Após esse levantamento histórico, vêm as pesquisas sobre as chamadas relações interétnicas, as relações entre os habitantes do quilombo e os outros moradores da área e a busca por um perfil econômico dos quilombos, onde predomina a pobreza: a maioria deles está no limite ou abaixo da linha de miséria estabelecida pela ONU e pela Unesco.
COSTUMES – Em algumas comunidades existem costumes curiosos, como o casamento, que é consumado quando o noivo sequestra a noiva e a leva para morarem juntos. O sequestro é consentido, mas ainda assim é algo inusitado para aqueles que não conhecem a cultura. Outro ponto interessante é a mazurka, dança tradicional de algumas das comunidades que, com a mazurka polonesa, tem em comum apenas o nome, assemelhando-se mais a (ou se constituindo) um tipo de coco de roda.
Um ponto marcante e que serve de definidor é a questão religiosa. Segundo identificou a pesquisa, praticantes de um catolicismo rural e sincrético, os quilombolas reúnem crenças cristãs com a umbanda urbana, a crença em espíritos e em identidades da jurema (religião indígena antes conhecida como catimbó). As curas espirituais também estão muito presentes, como ilustra frei Tito: “Fazemos levantamento dos benzedeiros, das benzedeiras, dos rezadeiros e das rezadeiras nessas comunidades, como é que exercem essa atividade e também os conhecimentos tradicionais ligados à medicina raizeira e fitoterápica”.

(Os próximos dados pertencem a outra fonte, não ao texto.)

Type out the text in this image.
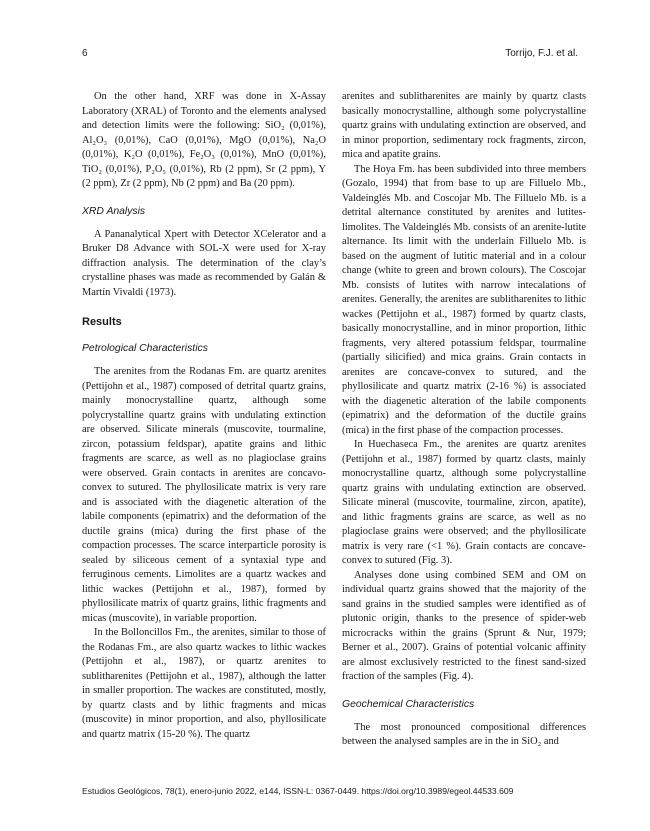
6	Torrijo, F.J. et al.

On the other hand, XRF was done in X-Assay Laboratory (XRAL) of Toronto and the elements analysed and detection limits were the following: SiO₂ (0,01%), Al₂O₃ (0,01%), CaO (0,01%), MgO (0,01%), Na₂O (0,01%), K₂O (0,01%), Fe₂O₃ (0,01%), MnO (0,01%), TiO₂ (0,01%), P₂O₅ (0,01%), Rb (2 ppm), Sr (2 ppm), Y (2 ppm), Zr (2 ppm), Nb (2 ppm) and Ba (20 ppm).

XRD Analysis

A Pananalytical Xpert with Detector XCelerator and a Bruker D8 Advance with SOL-X were used for X-ray diffraction analysis. The determination of the clay’s crystalline phases was made as recommended by Galán & Martín Vivaldi (1973).

Results
Petrological Characteristics

The arenites from the Rodanas Fm. are quartz arenites (Pettijohn et al., 1987) composed of detrital quartz grains, mainly monocrystalline quartz, although some polycrystalline quartz grains with undulating extinction are observed. Silicate minerals (muscovite, tourmaline, zircon, potassium feldspar), apatite grains and lithic fragments are scarce, as well as no plagioclase grains were observed. Grain contacts in arenites are concavo-convex to sutured. The phyllosilicate matrix is very rare and is associated with the diagenetic alteration of the labile components (epimatrix) and the deformation of the ductile grains (mica) during the first phase of the compaction processes. The scarce interparticle porosity is sealed by siliceous cement of a syntaxial type and ferruginous cements. Limolites are a quartz wackes and lithic wackes (Pettijohn et al., 1987), formed by phyllosilicate matrix of quartz grains, lithic fragments and micas (muscovite), in variable proportion.

In the Bolloncillos Fm., the arenites, similar to those of the Rodanas Fm., are also quartz wackes to lithic wackes (Pettijohn et al., 1987), or quartz arenites to sublitharenites (Pettijohn et al., 1987), although the latter in smaller proportion. The wackes are constituted, mostly, by quartz clasts and by lithic fragments and micas (muscovite) in minor proportion, and also, phyllosilicate and quartz matrix (15-20 %). The quartz

arenites and sublitharenites are mainly by quartz clasts basically monocrystalline, although some polycrystalline quartz grains with undulating extinction are observed, and in minor proportion, sedimentary rock fragments, zircon, mica and apatite grains.

The Hoya Fm. has been subdivided into three members (Gozalo, 1994) that from base to up are Filluelo Mb., Valdeinglés Mb. and Coscojar Mb. The Filluelo Mb. is a detrital alternance constituted by arenites and lutites-limolites. The Valdeinglés Mb. consists of an arenite-lutite alternance. Its limit with the underlain Filluelo Mb. is based on the augment of lutitic material and in a colour change (white to green and brown colours). The Coscojar Mb. consists of lutites with narrow intecalations of arenites. Generally, the arenites are sublitharenites to lithic wackes (Pettijohn et al., 1987) formed by quartz clasts, basically monocrystalline, and in minor proportion, lithic fragments, very altered potassium feldspar, tourmaline (partially silicified) and mica grains. Grain contacts in arenites are concave-convex to sutured, and the phyllosilicate and quartz matrix (2-16 %) is associated with the diagenetic alteration of the labile components (epimatrix) and the deformation of the ductile grains (mica) in the first phase of the compaction processes.

In Huechaseca Fm., the arenites are quartz arenites (Pettijohn et al., 1987) formed by quartz clasts, mainly monocrystalline quartz, although some polycrystalline quartz grains with undulating extinction are observed. Silicate mineral (muscovite, tourmaline, zircon, apatite), and lithic fragments grains are scarce, as well as no plagioclase grains were observed; and the phyllosilicate matrix is very rare (<1 %). Grain contacts are concave-convex to sutured (Fig. 3).

Analyses done using combined SEM and OM on individual quartz grains showed that the majority of the sand grains in the studied samples were identified as of plutonic origin, thanks to the presence of spider-web microcracks within the grains (Sprunt & Nur, 1979; Berner et al., 2007). Grains of potential volcanic affinity are almost exclusively restricted to the finest sand-sized fraction of the samples (Fig. 4).

Geochemical Characteristics

The most pronounced compositional differences between the analysed samples are in the in SiO₂ and

Estudios Geológicos, 78(1), enero-junio 2022, e144, ISSN-L: 0367-0449. https://doi.org/10.3989/egeol.44533.609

Um costume que a pesquisa tenta salvar é o artesanato artístico e utilitário em palha e as técnicas do fabrico de renda mais antigas, mais artesanais. Muito acaba sendo deixado pra trás, numa tentativa de se adequar aos padrões da sociedade circundante. Mas com o incentivo do Nepe e do Governo Federal, isso tem sido revertido.

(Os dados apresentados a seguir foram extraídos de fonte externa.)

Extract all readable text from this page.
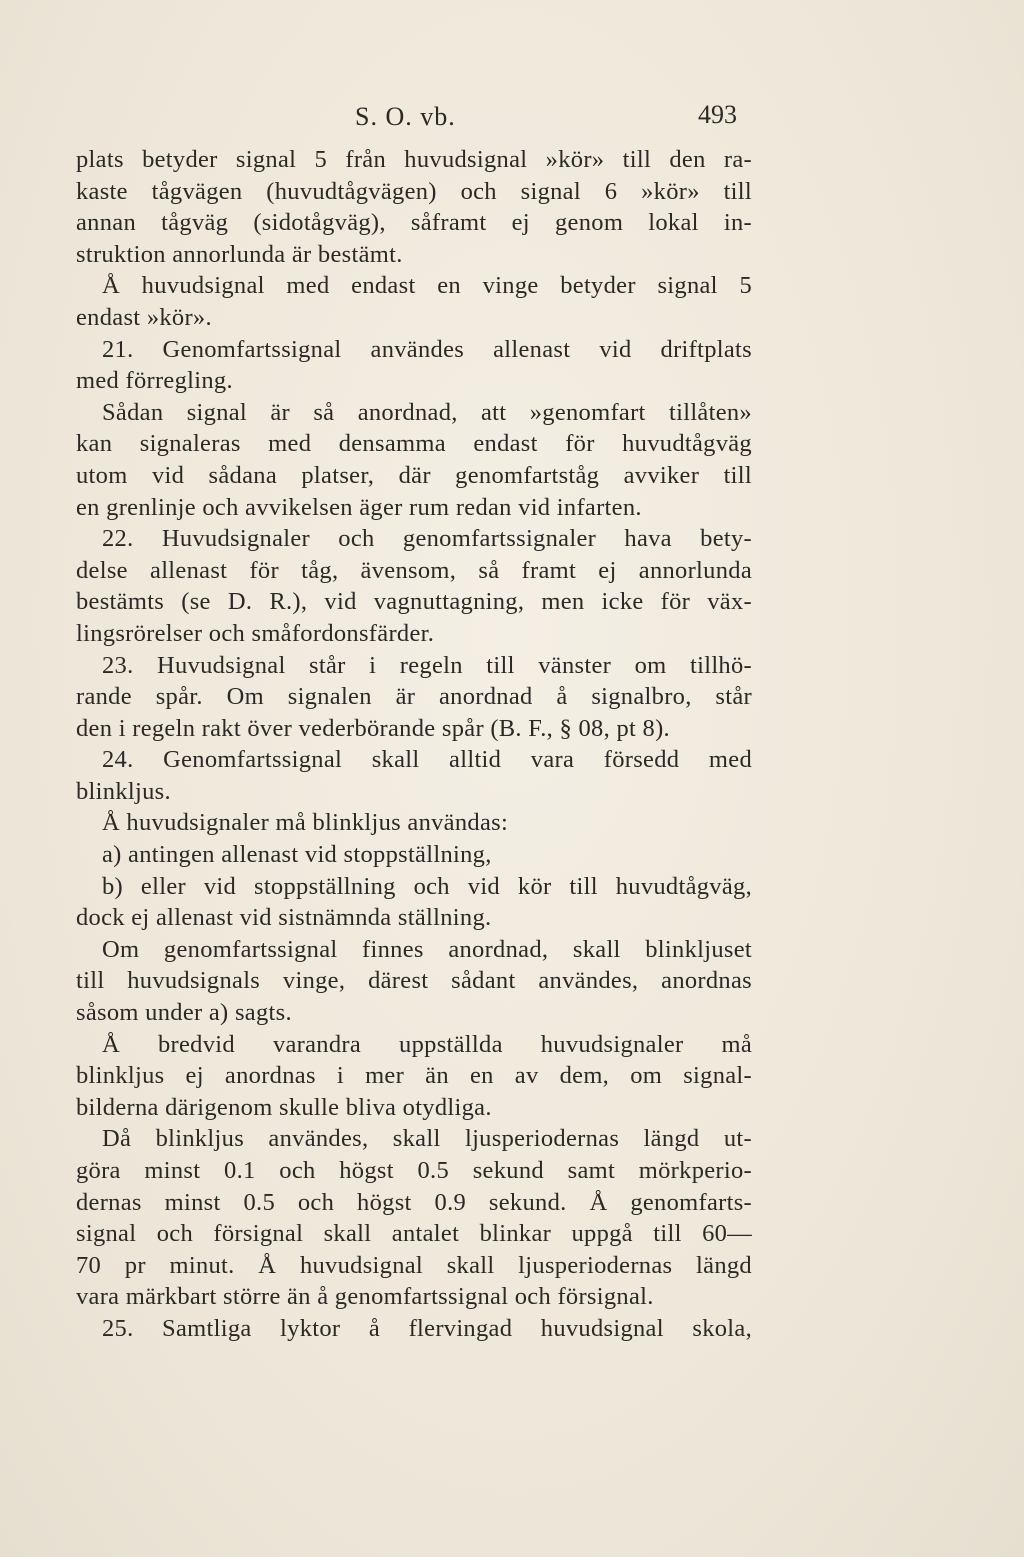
S. O. vb.	493
plats betyder signal 5 från huvudsignal »kör» till den ra-
kaste tågvägen (huvudtågvägen) och signal 6 »kör» till
annan tågväg (sidotågväg), såframt ej genom lokal in-
struktion annorlunda är bestämt.
Å huvudsignal med endast en vinge betyder signal 5
endast »kör».
21. Genomfartssignal användes allenast vid driftplats
med förregling.
Sådan signal är så anordnad, att »genomfart tillåten»
kan signaleras med densamma endast för huvudtågväg
utom vid sådana platser, där genomfartståg avviker till
en grenlinje och avvikelsen äger rum redan vid infarten.
22. Huvudsignaler och genomfartssignaler hava bety-
delse allenast för tåg, ävensom, så framt ej annorlunda
bestämts (se D. R.), vid vagnuttagning, men icke för väx-
lingsrörelser och småfordonsfärder.
23. Huvudsignal står i regeln till vänster om tillhö-
rande spår. Om signalen är anordnad å signalbro, står
den i regeln rakt över vederbörande spår (B. F., § 08, pt 8).
24. Genomfartssignal skall alltid vara försedd med
blinkljus.
Å huvudsignaler må blinkljus användas:
a) antingen allenast vid stoppställning,
b) eller vid stoppställning och vid kör till huvudtågväg,
dock ej allenast vid sistnämnda ställning.
Om genomfartssignal finnes anordnad, skall blinkljuset
till huvudsignals vinge, därest sådant användes, anordnas
såsom under a) sagts.
Å bredvid varandra uppställda huvudsignaler må
blinkljus ej anordnas i mer än en av dem, om signal-
bilderna därigenom skulle bliva otydliga.
Då blinkljus användes, skall ljusperiodernas längd ut-
göra minst 0.1 och högst 0.5 sekund samt mörkperio-
dernas minst 0.5 och högst 0.9 sekund. Å genomfarts-
signal och försignal skall antalet blinkar uppgå till 60—
70 pr minut. Å huvudsignal skall ljusperiodernas längd
vara märkbart större än å genomfartssignal och försignal.
25. Samtliga lyktor å flervingad huvudsignal skola,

INCENTIVO – O fato é que apesar de serem mais de 90 as comunidades quilombolas no interior do Estado (segundo as Superintendências do Incra em Pernambuco), nem todas têm consciência de sua negritude e dos direitos que a Constituição lhes garantem. Um dos objetivos do trabalho é justamente divulgar o uso das atividades locais com finalidade econômica, ajudando assim a sustentar a comunidade: seja vendendo artesanato, seja prestando os serviços de benzedorismo e de fitoterapia. Procura-se estimular a comunidade a conseguir sua renda com aquilo que lhe é característico.